La “serendpity” (serendipità) è un fenomeno che avviene quando, cercando una cosa, se ne trova un’altra positiva, che non si stava cercando ma che comunque ci allieta la vita. Deve essere questo che hanno pensato i clienti di una delle biglietterie automatiche del trasporto pubblico veneziano quando, invece del meccanismo di acquisto dei biglietti, si sono trovati davanti… un sito porno. È accaduto il 25 giugno a Mestre (Venezia), nelle vicinanze di una fermata degli autobus di Corso del Popolo, dove degli hacker (probabilmente per scherzo, più che per ragioni economiche) hanno manipolato la biglietteria automatica, sostituendo la finestra di dialogo per l’acquisto dei biglietti del trasporto pubblico con la pagina iniziale di Porn Hub, noto sito di pornografia statunitense famoso per le sue iniziative originali e per aver fornito gratuitamente i suoi servizi premium durante il lockdown del Coronavirus. Lo riporta il quotidiano “Il Mattino”.
La testimonianza dell’hacking è finita subito sui social, dove un utente (forse proprio l’autore della modifica del macchinario) ha postato un video dell’accaduto. Ilarità e imbarazzo fra i pendolari intenti ad acquistare il proprio titolo di viaggio, che hanno segnalato prontamente alle autorità competenti l’accaduto. L’ATVO (Azienda Trasporti Veneto Orientale), allertata dai passeggeri, ha prontamente ripristinato la regolarità del servizio, avviando al contempo un’indagine interna all’azienda (con la collaborazione della ditta che produce la macchina per l’acquisto dei biglietti) per scoprire il responsabile dell’accaduto e prevenire eventi analoghi nel futuro. «Atvo, pur essendo estranea ai fatti, si scusa con tutti gli utenti e provvederà a sporgere denuncia», si legge nel comunicato della ditta diramato sul so sito web.

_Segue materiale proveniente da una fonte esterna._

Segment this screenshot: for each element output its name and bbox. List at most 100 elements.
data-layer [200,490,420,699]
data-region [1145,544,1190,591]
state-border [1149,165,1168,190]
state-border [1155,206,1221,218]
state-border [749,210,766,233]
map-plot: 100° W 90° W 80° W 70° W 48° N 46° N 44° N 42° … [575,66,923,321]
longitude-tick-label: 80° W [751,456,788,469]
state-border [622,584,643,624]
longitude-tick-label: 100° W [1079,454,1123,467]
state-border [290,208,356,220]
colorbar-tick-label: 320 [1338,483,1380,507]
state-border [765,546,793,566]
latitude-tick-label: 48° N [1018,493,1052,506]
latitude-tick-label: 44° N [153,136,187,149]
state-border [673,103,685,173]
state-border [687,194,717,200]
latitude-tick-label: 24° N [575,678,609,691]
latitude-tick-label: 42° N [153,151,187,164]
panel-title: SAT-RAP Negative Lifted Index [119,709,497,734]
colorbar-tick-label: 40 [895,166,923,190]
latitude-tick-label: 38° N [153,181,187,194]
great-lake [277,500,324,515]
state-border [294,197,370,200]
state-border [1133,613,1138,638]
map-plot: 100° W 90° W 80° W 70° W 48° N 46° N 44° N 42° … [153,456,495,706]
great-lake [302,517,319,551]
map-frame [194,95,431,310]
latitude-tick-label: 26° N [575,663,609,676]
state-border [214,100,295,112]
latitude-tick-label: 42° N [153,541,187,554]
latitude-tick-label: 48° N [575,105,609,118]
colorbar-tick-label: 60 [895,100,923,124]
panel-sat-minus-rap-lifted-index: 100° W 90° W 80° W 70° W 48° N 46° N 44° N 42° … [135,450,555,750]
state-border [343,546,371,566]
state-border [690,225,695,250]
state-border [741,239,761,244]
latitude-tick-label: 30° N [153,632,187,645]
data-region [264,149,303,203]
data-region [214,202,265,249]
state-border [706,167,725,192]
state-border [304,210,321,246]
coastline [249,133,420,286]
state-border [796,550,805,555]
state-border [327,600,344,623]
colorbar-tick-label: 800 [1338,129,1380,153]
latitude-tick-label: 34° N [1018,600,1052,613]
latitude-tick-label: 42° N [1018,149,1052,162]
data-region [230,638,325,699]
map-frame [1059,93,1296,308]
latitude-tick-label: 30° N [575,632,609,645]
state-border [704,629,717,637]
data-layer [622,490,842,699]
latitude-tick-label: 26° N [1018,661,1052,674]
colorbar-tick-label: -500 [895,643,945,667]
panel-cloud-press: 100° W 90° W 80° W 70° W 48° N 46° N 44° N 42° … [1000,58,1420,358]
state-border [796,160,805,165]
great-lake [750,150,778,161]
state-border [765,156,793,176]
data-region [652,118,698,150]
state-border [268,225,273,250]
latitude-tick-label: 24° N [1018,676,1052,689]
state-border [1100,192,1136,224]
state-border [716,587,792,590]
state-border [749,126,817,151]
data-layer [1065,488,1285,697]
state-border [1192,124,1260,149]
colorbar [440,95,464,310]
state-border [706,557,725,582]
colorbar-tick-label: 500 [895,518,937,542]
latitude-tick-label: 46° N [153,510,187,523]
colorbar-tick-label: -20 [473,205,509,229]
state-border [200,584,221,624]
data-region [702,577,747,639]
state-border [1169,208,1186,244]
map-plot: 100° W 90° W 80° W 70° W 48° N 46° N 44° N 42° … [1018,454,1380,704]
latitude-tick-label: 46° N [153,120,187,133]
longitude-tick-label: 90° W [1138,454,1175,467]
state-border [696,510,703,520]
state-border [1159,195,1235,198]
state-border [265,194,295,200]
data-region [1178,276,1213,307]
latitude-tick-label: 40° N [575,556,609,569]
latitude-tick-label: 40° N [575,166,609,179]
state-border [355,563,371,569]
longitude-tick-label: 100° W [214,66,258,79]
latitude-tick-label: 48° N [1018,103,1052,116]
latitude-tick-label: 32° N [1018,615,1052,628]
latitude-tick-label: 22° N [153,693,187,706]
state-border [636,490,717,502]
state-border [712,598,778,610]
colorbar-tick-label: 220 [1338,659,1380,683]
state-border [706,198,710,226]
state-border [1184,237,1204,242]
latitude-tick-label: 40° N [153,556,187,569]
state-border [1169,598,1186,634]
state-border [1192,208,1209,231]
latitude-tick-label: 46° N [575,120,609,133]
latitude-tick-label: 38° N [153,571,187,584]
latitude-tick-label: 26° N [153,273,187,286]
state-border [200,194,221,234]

Non è il primo caso di questo tipo a fare notizia: a ottobre 2019, in Nuova Zelanda, la Asics è stata oggetto di un attacco simile. L’azienda giapponese, fra i leader mondiali nella produzione e vendita di attrezzatura sportiva, si vide proiettare sugli schermi della propria sede di Auckland dei video a luci rosse, il tutto per diverse ore (l’emergenza è stata contrastata e arginata con colpevole ritardo). In un post sulla propria pagina facebook ufficiale, la Asics ha dichiarato: “questa mattina una persona non identificata ha ottenuto l’accesso agli schermi sovrastanti il nostro negozio di Central Auckland e dei contenuti disdicevoli sono stati mostrati sui nostri monitor. Chiediamo scusa a chiunque possa aver assistito a questo spettacolo. Siamo al lavoro assieme alla nostra divisione di sicurezza informatica e software affinché non accada nuovamente”.
Un breve comunicato che però rappresenta una vera e propria ammissione di colpevolezza. È curioso notare come questo evento sia stato di gran lunga il più “interessante” per il business dell’azienda giapponese, considerato l’enorme numero di interazioni esterne guadagnate da questo post. Al tempo, il quotidiano locale New Zeland Herald titolò ironicamente l’episodio “sex and the city”, raccogliendo inoltre la testimonianza di una guardia giurata del negozio secondo la quale “se da una parte alcune persone sono rimaste scioccate, molte altre si sono semplicemente soffermate sotto al negozio a guardare”. Secondo la testata, l’attacco sarebbe durato nove ore in tutto, molto meno dell’episodio di Mestre.